One would like to believe that the hero always wins and that good always triumphs over evil and the righteous will always prevail. Unfortunately that’s not always the way it works in the real world and “good” often requires a great marketing plan in order to succeed. Case in point is last year’s cinematic whipping boy, John Carter.

Michael D. Sellers is a former CIA officer, a filmmaker, author and an Edgar Rice Burroughs über fan. He’s the brains behind fan site and the awesome John Carter fan trailer that swept the web before the film’s release, making Disney’s own marketing team look like it was run by preschoolers instead of professionals.

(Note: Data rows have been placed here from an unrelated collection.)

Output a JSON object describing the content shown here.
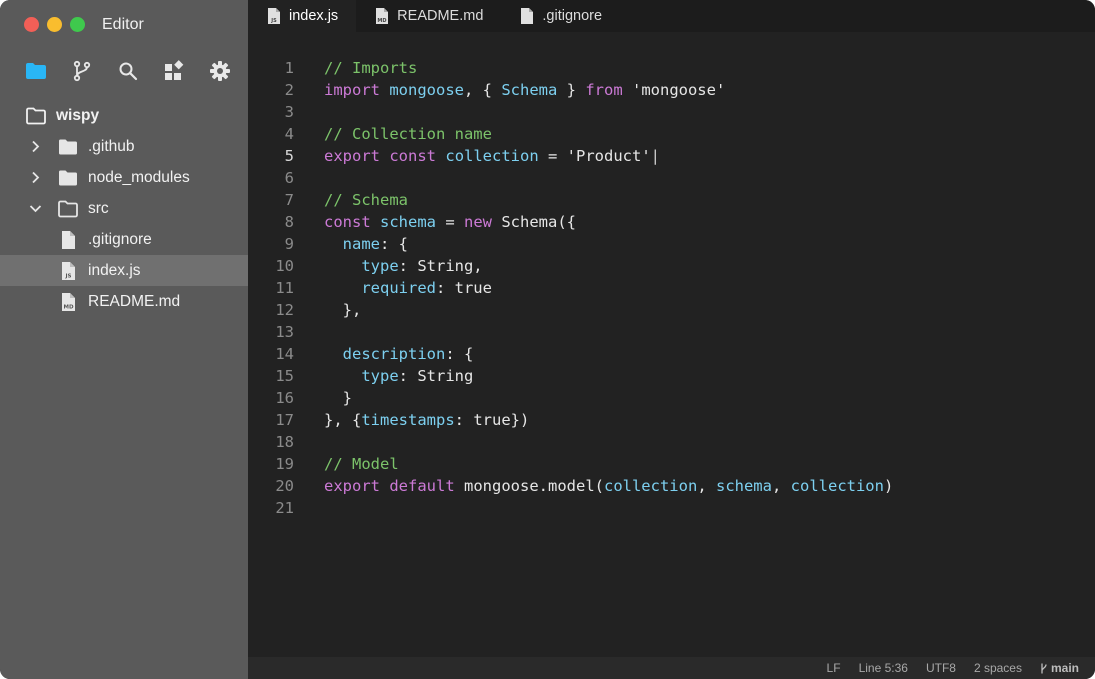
{
  "window": {
    "title": "Editor"
  },
  "colors": {
    "folder_active": "#29b6f6",
    "comment": "#7cc36a",
    "keyword": "#cc7ad6",
    "identifier": "#7dd0f0"
  },
  "activity_bar": [
    {
      "icon": "folder-icon"
    },
    {
      "icon": "git-branch-icon"
    },
    {
      "icon": "search-icon"
    },
    {
      "icon": "extensions-icon"
    },
    {
      "icon": "gear-icon"
    }
  ],
  "explorer": {
    "root": "wispy",
    "items": [
      {
        "label": ".github",
        "type": "folder",
        "state": "collapsed"
      },
      {
        "label": "node_modules",
        "type": "folder",
        "state": "collapsed"
      },
      {
        "label": "src",
        "type": "folder",
        "state": "expanded"
      },
      {
        "label": ".gitignore",
        "type": "file",
        "icon": "file-icon"
      },
      {
        "label": "index.js",
        "type": "file",
        "icon": "js-file-icon",
        "badge": "JS",
        "selected": true
      },
      {
        "label": "README.md",
        "type": "file",
        "icon": "md-file-icon",
        "badge": "MD"
      }
    ]
  },
  "tabs": [
    {
      "label": "index.js",
      "badge": "JS",
      "active": true
    },
    {
      "label": "README.md",
      "badge": "MD",
      "active": false
    },
    {
      "label": ".gitignore",
      "badge": "",
      "active": false
    }
  ],
  "editor": {
    "current_line": 5,
    "lines": [
      [
        [
          "c",
          "// Imports"
        ]
      ],
      [
        [
          "k",
          "import"
        ],
        [
          "p",
          " "
        ],
        [
          "i",
          "mongoose"
        ],
        [
          "p",
          ", { "
        ],
        [
          "i",
          "Schema"
        ],
        [
          "p",
          " } "
        ],
        [
          "k",
          "from"
        ],
        [
          "p",
          " 'mongoose'"
        ]
      ],
      [],
      [
        [
          "c",
          "// Collection name"
        ]
      ],
      [
        [
          "k",
          "export"
        ],
        [
          "p",
          " "
        ],
        [
          "k",
          "const"
        ],
        [
          "p",
          " "
        ],
        [
          "i",
          "collection"
        ],
        [
          "p",
          " = 'Product'"
        ],
        [
          "cur",
          "|"
        ]
      ],
      [],
      [
        [
          "c",
          "// Schema"
        ]
      ],
      [
        [
          "k",
          "const"
        ],
        [
          "p",
          " "
        ],
        [
          "i",
          "schema"
        ],
        [
          "p",
          " = "
        ],
        [
          "k",
          "new"
        ],
        [
          "p",
          " Schema({"
        ]
      ],
      [
        [
          "p",
          "  "
        ],
        [
          "i",
          "name"
        ],
        [
          "p",
          ": {"
        ]
      ],
      [
        [
          "p",
          "    "
        ],
        [
          "i",
          "type"
        ],
        [
          "p",
          ": String,"
        ]
      ],
      [
        [
          "p",
          "    "
        ],
        [
          "i",
          "required"
        ],
        [
          "p",
          ": true"
        ]
      ],
      [
        [
          "p",
          "  },"
        ]
      ],
      [],
      [
        [
          "p",
          "  "
        ],
        [
          "i",
          "description"
        ],
        [
          "p",
          ": {"
        ]
      ],
      [
        [
          "p",
          "    "
        ],
        [
          "i",
          "type"
        ],
        [
          "p",
          ": String"
        ]
      ],
      [
        [
          "p",
          "  }"
        ]
      ],
      [
        [
          "p",
          "}, {"
        ],
        [
          "i",
          "timestamps"
        ],
        [
          "p",
          ": true})"
        ]
      ],
      [],
      [
        [
          "c",
          "// Model"
        ]
      ],
      [
        [
          "k",
          "export"
        ],
        [
          "p",
          " "
        ],
        [
          "k",
          "default"
        ],
        [
          "p",
          " mongoose.model("
        ],
        [
          "i",
          "collection"
        ],
        [
          "p",
          ", "
        ],
        [
          "i",
          "schema"
        ],
        [
          "p",
          ", "
        ],
        [
          "i",
          "collection"
        ],
        [
          "p",
          ")"
        ]
      ],
      []
    ]
  },
  "statusbar": {
    "eol": "LF",
    "position": "Line 5:36",
    "encoding": "UTF8",
    "indent": "2 spaces",
    "branch": "main"
  }
}
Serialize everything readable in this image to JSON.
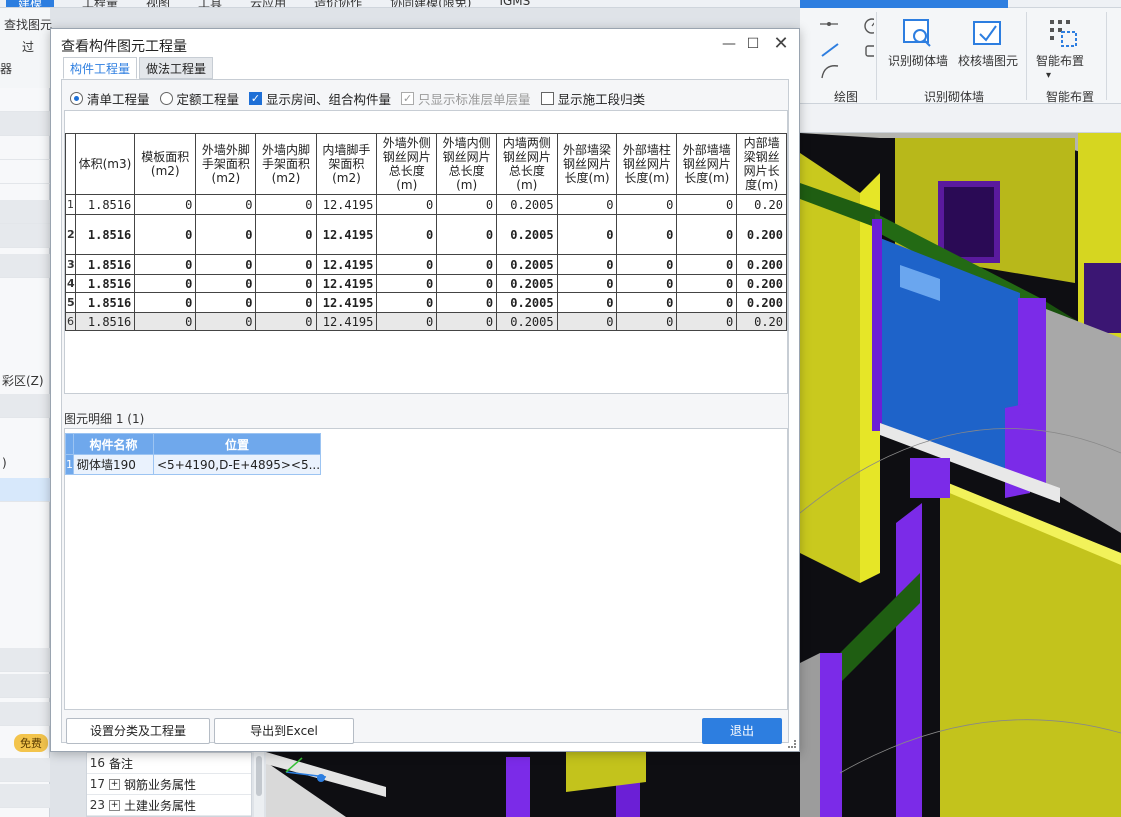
{
  "background": {
    "ribbon_tabs": [
      "建模",
      "工程量",
      "视图",
      "工具",
      "云应用",
      "造价协作",
      "协同建模(限免)",
      "IGMS"
    ],
    "left_ribbon": [
      "查找图元",
      "过",
      "器"
    ],
    "left_panel": [
      "彩区(Z)",
      ")",
      "免费"
    ],
    "prop_rows": [
      {
        "num": "16",
        "label": "备注",
        "expandable": false
      },
      {
        "num": "17",
        "label": "钢筋业务属性",
        "expandable": true
      },
      {
        "num": "23",
        "label": "土建业务属性",
        "expandable": true
      }
    ],
    "ribbon_right": {
      "draw_group": "绘图",
      "identify_wall": "识别砌体墙",
      "check_wall": "校核墙图元",
      "smart_layout": "智能布置",
      "group_identify": "识别砌体墙",
      "group_smart": "智能布置"
    }
  },
  "dialog": {
    "title": "查看构件图元工程量",
    "tabs": [
      "构件工程量",
      "做法工程量"
    ],
    "options": {
      "bill_qty": "清单工程量",
      "quota_qty": "定额工程量",
      "show_room": "显示房间、组合构件量",
      "only_std_floor": "只显示标准层单层量",
      "show_section": "显示施工段归类"
    },
    "table": {
      "headers": [
        "体积(m3)",
        "模板面积(m2)",
        "外墙外脚手架面积(m2)",
        "外墙内脚手架面积(m2)",
        "内墙脚手架面积(m2)",
        "外墙外侧钢丝网片总长度(m)",
        "外墙内侧钢丝网片总长度(m)",
        "内墙两侧钢丝网片总长度(m)",
        "外部墙梁钢丝网片长度(m)",
        "外部墙柱钢丝网片长度(m)",
        "外部墙墙钢丝网片长度(m)",
        "内部墙梁钢丝网片长度(m)"
      ],
      "rows": [
        {
          "n": "1",
          "style": "normal",
          "cells": [
            "1.8516",
            "0",
            "0",
            "0",
            "12.4195",
            "0",
            "0",
            "0.2005",
            "0",
            "0",
            "0",
            "0.20"
          ]
        },
        {
          "n": "2",
          "style": "bold",
          "cells": [
            "1.8516",
            "0",
            "0",
            "0",
            "12.4195",
            "0",
            "0",
            "0.2005",
            "0",
            "0",
            "0",
            "0.200"
          ]
        },
        {
          "n": "3",
          "style": "bold",
          "cells": [
            "1.8516",
            "0",
            "0",
            "0",
            "12.4195",
            "0",
            "0",
            "0.2005",
            "0",
            "0",
            "0",
            "0.200"
          ]
        },
        {
          "n": "4",
          "style": "bold",
          "cells": [
            "1.8516",
            "0",
            "0",
            "0",
            "12.4195",
            "0",
            "0",
            "0.2005",
            "0",
            "0",
            "0",
            "0.200"
          ]
        },
        {
          "n": "5",
          "style": "bold",
          "cells": [
            "1.8516",
            "0",
            "0",
            "0",
            "12.4195",
            "0",
            "0",
            "0.2005",
            "0",
            "0",
            "0",
            "0.200"
          ]
        },
        {
          "n": "6",
          "style": "gray",
          "cells": [
            "1.8516",
            "0",
            "0",
            "0",
            "12.4195",
            "0",
            "0",
            "0.2005",
            "0",
            "0",
            "0",
            "0.20"
          ]
        }
      ]
    },
    "detail": {
      "label": "图元明细  1 (1)",
      "headers": [
        "构件名称",
        "位置"
      ],
      "rows": [
        {
          "n": "1",
          "name": "砌体墙190",
          "position": "<5+4190,D-E+4895><5..."
        }
      ]
    },
    "buttons": {
      "settings": "设置分类及工程量",
      "export": "导出到Excel",
      "exit": "退出"
    }
  }
}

Early on Mr. Sellers saw the tragic missteps that Disney was making with the marketing of the 100 year old John Carter of Mars story that inspired countless fantasy fans, artists, scientists, professionals and even presidents; and he decided to not only document the train wreck as it unfolded, but to also do his utmost to keep that train on the tracks.

Read the full interview at Nerdvana.



  • I still say, if someone is smart, they can take all the digital assets already made for the first John Carter movie and make another couple with those. They spent a fortune on making all the digital assets and doing new motion capture and shooting new scenes with the live actors would not cost $150 Million. Granted, Pixar doesn’t do much for under $200 Million, but the work on the digital assets is done. That’s one of the nice things about good CG. It can be re-purposed. If they can’t, they are doing something wrong. The time and money spent to make and develop the digital assets can be taken out of the equation. They know what works and doesn’t work. And the actors weren’t high priced and still aren’t, so that would be a no brainer as well. I think it should stay with Disney/Pixar, especially since Iger will be gone soon. Even if they go straight to DVD, it would be better than nothing – and Disney has done that with other properties of theirs, though it wouldn’t have the huge budget. It doesn’t have to be a feature release. More stuff is going straight to digital anyway. That’s the trend… YouTube and short content will rule the world soon.

  • .”..making Disney’s own marketing team look like it was run by preschoolers instead of professionals.”

    So true! Glad to hear the book is doing well for you – it’s a good one!